Open laderast opened 6 years ago
Drake can do a lot of what you are asking for (cc @wlandau-lilly). vis_drake_graph
on your Drake plan should show you steps that failed (in red). Fixing those should only re-run those steps and not everything from scratch. You might take a look at https://github.com/ropensci/drake and see if it's something that matches your needs.
+1 to that! Suppose we're working with this data analysis workflow and one of our functions does not work.
create_plot <- function(data) {
ggplot(data, aes(x = Petal.Width, fill = Species)) +
geom_histogram(binwidth = 0.25) +
theme_gray(20) +
BAD_LAYER
}
We run our workflow and see.
> make(plan)
target raw_data
target data
target fit
target hist
fail hist
Error: Target `hist`` failed. Call `diagnose(hist)` for details. Error message:
object 'BAD_LAYER' not found
Diagnostics include warnings, errors, messages, and other context.
> diagnose(hist)
> diagnose(hist)
$target
[1] "hist"
$messages
NULL
$error
<simpleError in create_plot(data): object 'BAD_LAYER' not found>
You can list the failed targets programatically.
> failed()
[1] "hist"
As Karthik mentioned, these failures are shown in the dependency graph.
config <- drake_config(plan)
vis_drake_graph(config, targets_only = TRUE, full_legend = FALSE)

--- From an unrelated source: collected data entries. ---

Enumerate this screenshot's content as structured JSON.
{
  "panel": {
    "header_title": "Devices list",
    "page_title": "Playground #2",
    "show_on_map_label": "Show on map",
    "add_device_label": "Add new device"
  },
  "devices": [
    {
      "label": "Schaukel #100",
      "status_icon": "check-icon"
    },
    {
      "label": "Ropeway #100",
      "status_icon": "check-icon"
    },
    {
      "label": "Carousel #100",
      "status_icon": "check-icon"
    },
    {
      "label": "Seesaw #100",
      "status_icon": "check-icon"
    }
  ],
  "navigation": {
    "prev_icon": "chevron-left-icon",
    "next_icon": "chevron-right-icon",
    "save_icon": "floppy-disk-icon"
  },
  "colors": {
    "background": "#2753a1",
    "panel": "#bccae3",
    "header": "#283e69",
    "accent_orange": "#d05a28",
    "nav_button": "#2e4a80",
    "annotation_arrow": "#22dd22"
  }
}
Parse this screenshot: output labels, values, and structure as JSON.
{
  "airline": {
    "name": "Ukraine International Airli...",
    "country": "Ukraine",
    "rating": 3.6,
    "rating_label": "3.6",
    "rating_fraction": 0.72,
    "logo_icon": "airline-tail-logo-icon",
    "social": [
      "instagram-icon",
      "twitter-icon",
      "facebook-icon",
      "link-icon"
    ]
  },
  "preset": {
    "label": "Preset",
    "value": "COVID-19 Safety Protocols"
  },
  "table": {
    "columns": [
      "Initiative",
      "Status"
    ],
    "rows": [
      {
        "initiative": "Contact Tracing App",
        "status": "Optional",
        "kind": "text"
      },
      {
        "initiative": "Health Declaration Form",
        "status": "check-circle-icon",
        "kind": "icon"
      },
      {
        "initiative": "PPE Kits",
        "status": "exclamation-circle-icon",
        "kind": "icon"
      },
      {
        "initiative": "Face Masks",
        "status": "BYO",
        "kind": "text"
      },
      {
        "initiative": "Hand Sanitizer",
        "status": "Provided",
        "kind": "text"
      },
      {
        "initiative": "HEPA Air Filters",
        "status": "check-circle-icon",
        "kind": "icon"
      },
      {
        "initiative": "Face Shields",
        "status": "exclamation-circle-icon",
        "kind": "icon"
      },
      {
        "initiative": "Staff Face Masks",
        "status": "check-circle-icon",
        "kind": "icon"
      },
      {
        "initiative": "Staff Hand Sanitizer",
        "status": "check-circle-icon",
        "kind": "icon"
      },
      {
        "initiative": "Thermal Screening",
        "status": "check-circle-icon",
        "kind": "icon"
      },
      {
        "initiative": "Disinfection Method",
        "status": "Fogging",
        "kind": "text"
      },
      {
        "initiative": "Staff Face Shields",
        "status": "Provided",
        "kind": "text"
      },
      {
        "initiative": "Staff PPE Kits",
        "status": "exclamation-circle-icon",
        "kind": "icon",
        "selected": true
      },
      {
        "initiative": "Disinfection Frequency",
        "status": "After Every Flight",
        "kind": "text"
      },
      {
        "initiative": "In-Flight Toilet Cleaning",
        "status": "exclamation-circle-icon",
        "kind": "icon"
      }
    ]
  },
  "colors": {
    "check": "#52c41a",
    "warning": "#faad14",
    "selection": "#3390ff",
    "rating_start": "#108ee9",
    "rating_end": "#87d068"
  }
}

Ah, very cool. I didn't know about Drake!
@laderast, would purrr::safely()
and purrr::possibly()
help you?
Thanks @maurolepore - purrr::safely()
is a nice approach
Hi Everyone,
I've been kicking this idea around for a little bit. Our group does a lot of batch processing of input files when we run our pipeline for flow cytometry data. Sometimes the output of a step will fail, and we have to flag the files that fail so they aren't passed through further steps in the pipeline.
When I do this currently, I basically build file manifests (location of files with relevant metadata) and run some sort of processing in R. I was thinking maybe by incorporating data assertions (like with assertr), we can have a workflow that shows when files pass a step, and flags those files that fail a processing step. In the end, we can display to users of the pipeline which files passed and which files didn't, and which steps.
Maybe there's a little germ of an idea here that might work for the unconf. I'm not sure, so I'm putting it out there.